«Je peux dire en toute confiance que ma nomination est un moment historique et une étape importante dans ce chemin très long de la réconciliation», a déclaré Mary Simon le 6 juillet, à l’occasion de sa nomination comme gouverneur général. Ex-ambassadrice au Danemark et défenseur des droits des peuples inuits, auxquels elle appartient, Mme Simon aura maintenant la tâche de représenter la Couronne britannique au Canada. Comme le veut la tradition, le Premier ministre fédéral, Justin Trudeau, en a fait l’annonce en grande pompe:
«Aujourd'hui, après cent cinquante-quatre ans, notre pays franchit une étape historique. Je ne peux penser à une personne mieux placée pour répondre à ce moment», s’est réjoui Justin Trudeau à ses côtés.
La question linguistique pourrait hanter la nominée
Professeur de droit et analyste politique, Guillaume Rousseau estime que ce geste s’inscrit bel et bien dans la réconciliation, mais vise aussi à satisfaire l’électorat du Parti libéral, la formation du Premier ministre. En revanche, le fait que Ningiukudluk (nom inuit de Mary Simon) ne parle pas français «envoie un mauvais message» pour la protection de la langue de Molière:
«À la veille du déclenchement probable d’élections, tout devient électoraliste. Justin Trudeau est reconnu pour faire beaucoup dans l’image: c’est quelqu’un qui aime les symboles et cette nomination en est un. […] Concernant la question du français, il faut bien saisir que ça faisait des décennies qu’un gouverneur général unilingue anglophone avait été nommé. C’est un grave retour en arrière», déplore le vice-doyen aux études de la faculté de droit de l’université de Sherbrooke.
Se préparant déjà au pire, Mme Simon a toutefois assuré qu’elle avait «l’intention de travailler dans les deux langues officielles». «Beaucoup de gens dans mon entourage vont m’aider à parler français», a-t-elle dit. Une sortie qui est loin de satisfaire certains nationalistes québécois, chez qui le choix de cette femme de 74 ans suscite des réactions passionnées. Pour l’auteur et chroniqueur Mathieu Bock-Côté, connu pour son ardent patriotisme, l’affectation d’une militante s’exprimant en inuktitut et en anglais prouve que «le français est de plus en plus perçu comme un obstacle» à la diversité ethno-culturelle.

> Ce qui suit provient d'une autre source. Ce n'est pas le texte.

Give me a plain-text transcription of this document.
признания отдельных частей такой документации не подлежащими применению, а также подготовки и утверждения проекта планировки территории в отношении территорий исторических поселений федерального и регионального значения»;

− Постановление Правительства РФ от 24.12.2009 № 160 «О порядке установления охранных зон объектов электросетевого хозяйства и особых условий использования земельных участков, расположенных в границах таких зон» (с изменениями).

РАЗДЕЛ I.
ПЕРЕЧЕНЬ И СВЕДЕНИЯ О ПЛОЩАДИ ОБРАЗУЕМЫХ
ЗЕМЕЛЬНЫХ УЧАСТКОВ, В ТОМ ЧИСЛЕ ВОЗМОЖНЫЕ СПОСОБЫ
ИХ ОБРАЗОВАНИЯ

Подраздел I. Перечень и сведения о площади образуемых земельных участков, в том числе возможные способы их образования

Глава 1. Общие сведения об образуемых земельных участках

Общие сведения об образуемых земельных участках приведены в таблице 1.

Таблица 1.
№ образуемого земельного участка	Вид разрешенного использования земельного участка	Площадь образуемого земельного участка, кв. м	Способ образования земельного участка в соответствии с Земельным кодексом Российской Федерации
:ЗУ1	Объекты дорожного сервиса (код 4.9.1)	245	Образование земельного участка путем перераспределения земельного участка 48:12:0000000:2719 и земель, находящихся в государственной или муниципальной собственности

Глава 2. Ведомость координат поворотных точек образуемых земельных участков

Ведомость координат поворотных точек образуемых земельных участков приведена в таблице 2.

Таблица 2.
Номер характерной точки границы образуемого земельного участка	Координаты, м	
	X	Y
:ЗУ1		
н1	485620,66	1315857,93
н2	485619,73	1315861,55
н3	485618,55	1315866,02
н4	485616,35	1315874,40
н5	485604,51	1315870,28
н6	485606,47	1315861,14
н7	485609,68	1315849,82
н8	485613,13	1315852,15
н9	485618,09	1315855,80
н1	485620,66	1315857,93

Selon Guillaume Rousseau, Justin Trudeau aurait pu choisir une personne autochtone parlant les deux langues officielles du Canada. «Il n’en manque pas», remarque-t-il.
Le français comme «obstacle» à la diversité? «On voit l’absence de cohérence»
En promouvant Mary Simon, Justin Trudeau «met en opposition Autochtones et francophones», créant ainsi une sorte de politique de division.
«On peut minimiser en disant que le gouverneur général est lointain, symbolique, mais il reste un personnage central dans l’administration de l’État fédéral. Et justement, c’est surtout dans l’administration fédérale qu’il y a une bataille à mener pour la survie du français. C’est là que s’applique la loi sur les langues officielles. On se retrouve avec un gouverneur général qui ne va certainement pas prêcher par l’exemple», poursuit l’universitaire.
«Justin Trudeau vient de déposer un projet de loi pour accentuer le caractère bilingue de l’État fédéral. Et voilà maintenant qu’il pose un geste en sens inverse. C’est là qu’on voit l’absence de cohérence et de vision d’ensemble de sa part. […] Depuis une quarantaine d’années, il y a des gains pour les Autochtones et des reculs pour le Québec», observe l’avocat.
Mary Simon remplacera Julie Payette comme représentante de la Couronne britannique. L’ex-astronaute avait démissionné en janvier dernier, éclaboussée par divers scandales, le plus frappant portant sur le climat de travail «toxique» qu’elle aurait fait régner à son bureau.